*contém spoilers
Pois é, lolovers. Beleza Fatal está chegando ao fim.
Como boa noveleira, fui fisgada (mesmo com críticas) pela trama de Raphael Montes, a primeira novela do canal de streaming Max, que resgatou a essência dos grandes folhetins e os clichês de vinganças, crimes e paixões, temperados com crítica social.
E não estou sozinha nessa. Das mesas de bar às redes sociais, Lola e a atuação pra lá de carismática de Camila Pitanga dominam conversas e rendem comparações com a vida real.
Só que, nesse caso, semelhanças não são meras coincidências.
Lola é a vilã perfeita para o mundo contemporâneo: exagerada, sedutora e capaz de esconder seu caráter duvidoso sob uma imagem moldada pelo universo digital. Ambiciosa, ascende socialmente ao se casar com Benjamin Argento (Caio Blat), cirurgião plástico e herdeiro de um império da beleza.
Sua história se entrelaça com a de Elvira (Giovana Antonelli), que busca justiça pela morte da filha durante uma lipoaspiração com o controverso Rog, o "Dr. Peitão"(Marcelo Serrado), e Sofia (Camila Queiroz), obstinada em vingar o assassinato da mãe.
A novela escancara, sem sutilezas, um universo que já estamos cansados de ver, dominado pelo espetáculo da vida privada, valorização excessiva da imagem, festas no estilo "farofa", e, claro, venda de soluções estéticas milagrosas.

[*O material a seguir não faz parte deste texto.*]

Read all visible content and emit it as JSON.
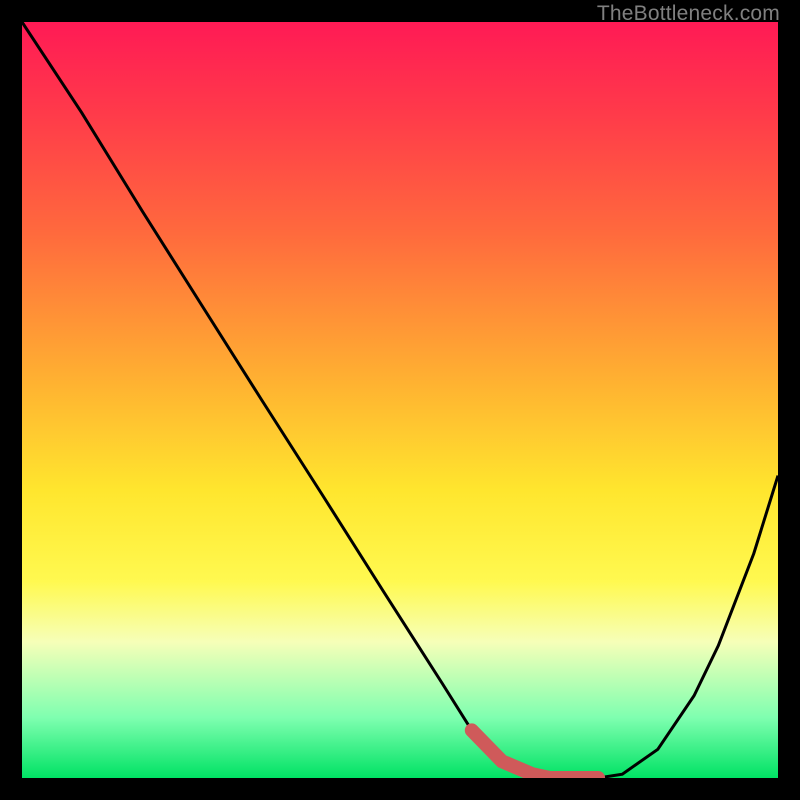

Com essa fórmula, Raphael Montes acerta não apenas na trama instigante, mas no olhar para uma cultura na qual, segundo a historiadora Denise Sant’Anna, a beleza virou mercadoria, e o embelezamento, gênero de primeira necessidade.
Nesse universo, cirurgiões viraram celebridades, influenciadoras se tornaram empresárias, o corpo se transformou em projeto de constante renovação e a ideia de ser jovem e magro passou a ser vendida como chave para ascensão social e realização amorosa.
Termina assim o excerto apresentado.